The interest rate crisis has only just begun - financial historian Edward Chancellor

Big picture stuff

  • Edward Chancellor recently released a book, the Price of Time, which is all about interest. 

  • For all of recorded history there’s been a record of interest.

  • He argues that the story of interest is the most important story in finance.

  • After 2008, interest rates went close to zero, and in some places negative. This had never happened before and we’re yet to see the effects.

  • The problem with low or negative interest rates is they discourage savings, and encourage spending today (because you can’t get a decent return on holding your money).

  • After 2008 we saw the lowest productivity growth in the UK since the Industrial Revolution.

  • Interest rates are effectively the price of time. They allow you to borrow money that you can use into the future, like your mortgage for 30 years. If you didn’t have interest rates you couldn’t do that. 

  • He argues that the reduction of interest rates post 2008, temporarily stemmed the flow of the consequences of the financial crisis. But now that we’re in a new interest rate environment (a much more normal one) we’ll start to see the 'biblical response' that got staved off.

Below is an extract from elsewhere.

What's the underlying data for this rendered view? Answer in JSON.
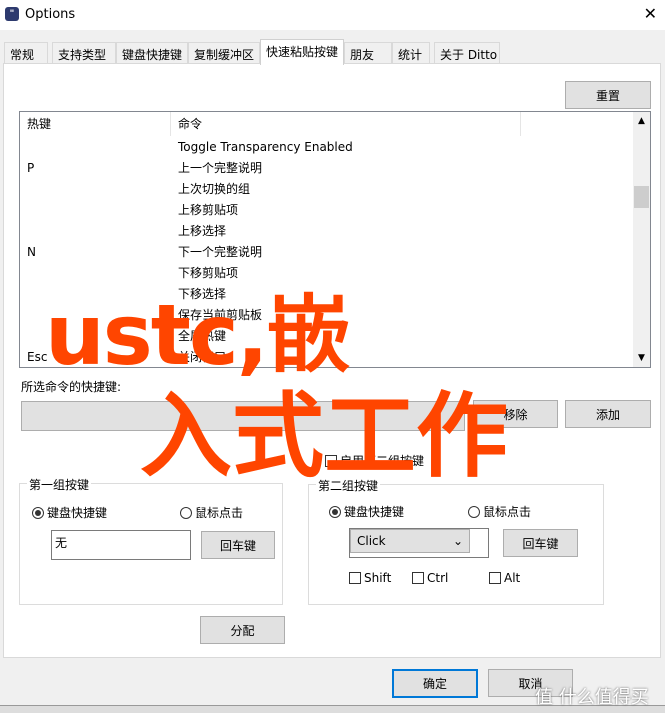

How interest affects the world

  • You can think of interest rates a bit like a force which holds many financial instruments and institutions in orbit - like gravity and planets.

  • For example, the housing crisis in this country is at least part fueled by interest rates (rather than just supply) because people could afford to borrow more in the last 15 years, so they paid more, so prices went up.

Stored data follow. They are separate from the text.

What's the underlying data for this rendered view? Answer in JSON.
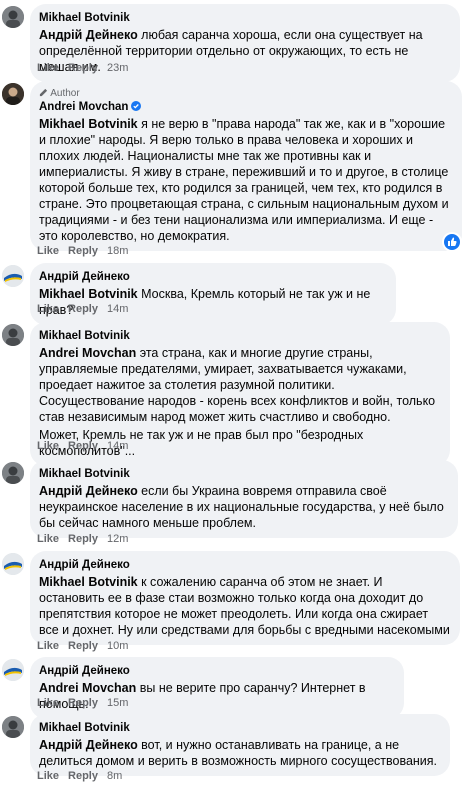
{
  "colors": {
    "bubble": "#f0f2f5",
    "meta_text": "#65676b",
    "like_blue": "#1877f2",
    "verified_blue": "#1877f2",
    "name_text": "#050505"
  },
  "actions": {
    "like": "Like",
    "reply": "Reply"
  },
  "comments": [
    {
      "author": "Mikhael Botvinik",
      "mention": "Андрій Дейнеко",
      "text": " любая саранча хороша, если она существует на определённой территории отдельно от окружающих, то есть не мешая им.",
      "time": "23m"
    },
    {
      "author_badge": "Author",
      "author": "Andrei Movchan",
      "mention": "Mikhael Botvinik",
      "text": " я не верю в \"права народа\" так же, как и в \"хорошие и плохие\" народы. Я верю только в права человека и хороших и плохих людей. Националисты мне так же противны как и империалисты. Я живу в стране, переживший и то и другое, в столице которой больше тех, кто родился за границей, чем тех, кто родился в стране. Это процветающая страна, с сильным национальным духом и традициями - и без тени национализма или империализма. И еще - это королевство, но демократия.",
      "time": "18m",
      "reaction_icon": "like-icon"
    },
    {
      "author": "Андрій Дейнеко",
      "mention": "Mikhael Botvinik",
      "text": " Москва, Кремль который не так уж и не прав?",
      "time": "14m"
    },
    {
      "author": "Mikhael Botvinik",
      "mention": "Andrei Movchan",
      "text": " эта страна, как и многие другие страны, управляемые предателями, умирает, захватывается чужаками, проедает нажитое за столетия разумной политики. Сосуществование народов - корень всех конфликтов и войн, только став независимым народ может жить счастливо и свободно.",
      "text2": "Может, Кремль не так уж и не прав был про \"безродных космополитов\"...",
      "time": "14m"
    },
    {
      "author": "Mikhael Botvinik",
      "mention": "Андрій Дейнеко",
      "text": " если бы Украина вовремя отправила своё неукраинское население в их национальные государства, у неё было бы сейчас намного меньше проблем.",
      "time": "12m"
    },
    {
      "author": "Андрій Дейнеко",
      "mention": "Mikhael Botvinik",
      "text": " к сожалению саранча об этом не знает. И остановить ее в фазе стаи возможно только когда она доходит до препятствия которое не может преодолеть. Или когда она сжирает все и дохнет. Ну или средствами для борьбы с вредными насекомыми",
      "time": "10m"
    },
    {
      "author": "Андрій Дейнеко",
      "mention": "Andrei Movchan",
      "text": " вы не верите про саранчу? Интернет в помощь.",
      "time": "15m"
    },
    {
      "author": "Mikhael Botvinik",
      "mention": "Андрій Дейнеко",
      "text": " вот, и нужно останавливать на границе, а не делиться домом и верить в возможность мирного сосуществования.",
      "time": "8m"
    }
  ]
}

  • Mortgage debt relative to income is 2.5x higher today compared to the 1980s and 90s.

  • Interest rates are to valuation of companies what gravity is to matter (said Warren Buffett).  

  • When interest rates are low it helps bad businesses stay in business because they can remain propped up by borrowing - also known as zombie firms.

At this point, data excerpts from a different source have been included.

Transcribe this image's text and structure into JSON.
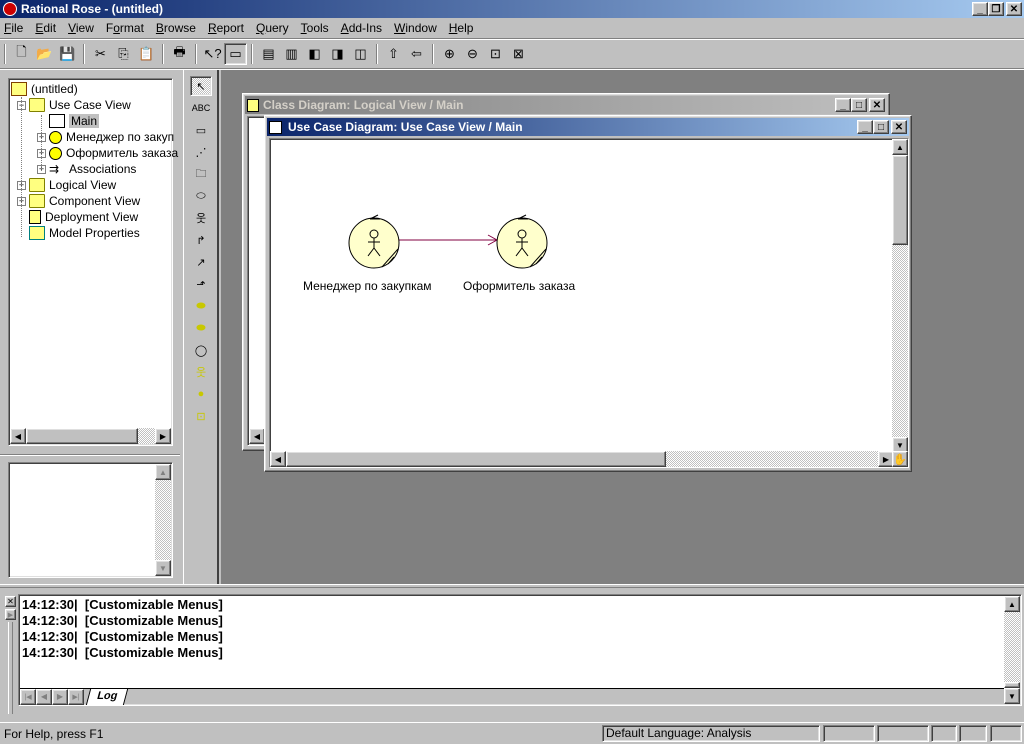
{
  "app": {
    "title": "Rational Rose - (untitled)",
    "window_controls": {
      "minimize": "_",
      "restore": "❐",
      "close": "✕"
    }
  },
  "menu": [
    {
      "label": "File",
      "accel": "F"
    },
    {
      "label": "Edit",
      "accel": "E"
    },
    {
      "label": "View",
      "accel": "V"
    },
    {
      "label": "Format",
      "accel": "o"
    },
    {
      "label": "Browse",
      "accel": "B"
    },
    {
      "label": "Report",
      "accel": "R"
    },
    {
      "label": "Query",
      "accel": "Q"
    },
    {
      "label": "Tools",
      "accel": "T"
    },
    {
      "label": "Add-Ins",
      "accel": "A"
    },
    {
      "label": "Window",
      "accel": "W"
    },
    {
      "label": "Help",
      "accel": "H"
    }
  ],
  "toolbar": [
    {
      "icon": "new-file-icon",
      "glyph": "🗋"
    },
    {
      "icon": "open-folder-icon",
      "glyph": "📂"
    },
    {
      "icon": "save-icon",
      "glyph": "💾"
    },
    {
      "sep": true
    },
    {
      "icon": "cut-icon",
      "glyph": "✂"
    },
    {
      "icon": "copy-icon",
      "glyph": "⎘"
    },
    {
      "icon": "paste-icon",
      "glyph": "📋"
    },
    {
      "sep": true
    },
    {
      "icon": "print-icon",
      "glyph": "🖶"
    },
    {
      "sep": true
    },
    {
      "icon": "context-help-icon",
      "glyph": "↖?"
    },
    {
      "icon": "browser-view-icon",
      "glyph": "▭"
    },
    {
      "sep": true
    },
    {
      "icon": "class-diagram-icon",
      "glyph": "▤"
    },
    {
      "icon": "interaction-diagram-icon",
      "glyph": "▥"
    },
    {
      "icon": "component-diagram-icon",
      "glyph": "◧"
    },
    {
      "icon": "statechart-diagram-icon",
      "glyph": "◨"
    },
    {
      "icon": "deployment-diagram-icon",
      "glyph": "◫"
    },
    {
      "sep": true
    },
    {
      "icon": "parent-diagram-icon",
      "glyph": "⇧"
    },
    {
      "icon": "previous-diagram-icon",
      "glyph": "⇦"
    },
    {
      "sep": true
    },
    {
      "icon": "zoom-in-icon",
      "glyph": "⊕"
    },
    {
      "icon": "zoom-out-icon",
      "glyph": "⊖"
    },
    {
      "icon": "fit-in-window-icon",
      "glyph": "⊡"
    },
    {
      "icon": "undo-fit-icon",
      "glyph": "⊠"
    }
  ],
  "browser": {
    "root": "(untitled)",
    "items": [
      {
        "label": "Use Case View",
        "icon": "folder-icon",
        "expander": "−"
      },
      {
        "label": "Main",
        "icon": "use-case-diagram-icon",
        "selected": true
      },
      {
        "label": "Менеджер по закуп",
        "icon": "actor-icon",
        "expander": "+"
      },
      {
        "label": "Оформитель заказа",
        "icon": "actor-icon",
        "expander": "+"
      },
      {
        "label": "Associations",
        "icon": "associations-icon",
        "expander": "+"
      },
      {
        "label": "Logical View",
        "icon": "folder-icon",
        "expander": "+"
      },
      {
        "label": "Component View",
        "icon": "folder-icon",
        "expander": "+"
      },
      {
        "label": "Deployment View",
        "icon": "deployment-icon"
      },
      {
        "label": "Model Properties",
        "icon": "model-properties-icon"
      }
    ]
  },
  "toolbox": [
    {
      "name": "selection-tool",
      "glyph": "↖"
    },
    {
      "name": "text-tool",
      "glyph": "ABC"
    },
    {
      "name": "note-tool",
      "glyph": "▭"
    },
    {
      "name": "anchor-note-tool",
      "glyph": "⋰"
    },
    {
      "name": "package-tool",
      "glyph": "🗀"
    },
    {
      "name": "use-case-tool",
      "glyph": "⬭"
    },
    {
      "name": "actor-tool",
      "glyph": "웃"
    },
    {
      "name": "unidirectional-association-tool",
      "glyph": "↱"
    },
    {
      "name": "dependency-tool",
      "glyph": "↗"
    },
    {
      "name": "generalization-tool",
      "glyph": "⬏"
    },
    {
      "name": "business-use-case-tool",
      "glyph": "⬬"
    },
    {
      "name": "business-use-case-realization-tool",
      "glyph": "⬬"
    },
    {
      "name": "business-entity-tool",
      "glyph": "◯"
    },
    {
      "name": "business-actor-tool",
      "glyph": "웃"
    },
    {
      "name": "business-worker-tool",
      "glyph": "●"
    },
    {
      "name": "organization-unit-tool",
      "glyph": "⊡"
    }
  ],
  "class_window": {
    "title": "Class Diagram: Logical View / Main"
  },
  "usecase_window": {
    "title": "Use Case Diagram: Use Case View / Main",
    "actors": [
      {
        "name": "Менеджер по закупкам"
      },
      {
        "name": "Оформитель заказа"
      }
    ],
    "association": {
      "from": 0,
      "to": 1,
      "color": "#800040"
    }
  },
  "log": {
    "lines": [
      {
        "time": "14:12:30|",
        "text": "[Customizable Menus]"
      },
      {
        "time": "14:12:30|",
        "text": "[Customizable Menus]"
      },
      {
        "time": "14:12:30|",
        "text": "[Customizable Menus]"
      },
      {
        "time": "14:12:30|",
        "text": "[Customizable Menus]"
      }
    ],
    "tab": "Log"
  },
  "statusbar": {
    "help": "For Help, press F1",
    "language": "Default Language: Analysis"
  },
  "colors": {
    "title_active": "#0a246a",
    "actor_fill": "#ffffcc",
    "mdi_bg": "#808080"
  }
}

  • And of course central banks can use interest rates to try to control inflation.

  • But, since Sterling moved off gold in the last 90 years, it’s lost more than 99% of its value versus gold - so Edward argues that controlling inflation has been a disaster.

  • He also explained that the relationship between interest rates and inflation isn’t clear or linear. It’s not like a switch that central banks can flick. It’s very crude - and often they can create a virtuous circle where they feed each other rather than cancel each other out.

  • Interest rates are a blunt tool to control inflation. He thinks higher rates actually control inflation by smashing an economy - rather than a direct link.

Interest and the rich and poor

  • When interest rates are low, people who have assets grow wealth because it fuels borrowing on assets (like homes) which inflates the prices of those assets (as we’ve seen in the UK property market).

  • Plus, richer people can borrow at low rates and invest it - compounding growth.

  • By contrast, poorer people, who don’t have the assets - and keep more of their money in cash as a percentage of their wealth - get low interest rates on their cash savings so don’t benefit from growth.

  • Plus low interest rates drive pay day loans, also hurting the poor.

  • Edward has a view on 'good' inequality - basically, if you do something that adds value to society, it’s not just fair that you should get a share of that but also important so people innovate.

  • By contrast, 'bad' inequality comes about when you’re not creating real value, like monopoly power, or just benefiting from asset growth in a low interest rate environment without anything genuinely additive happening.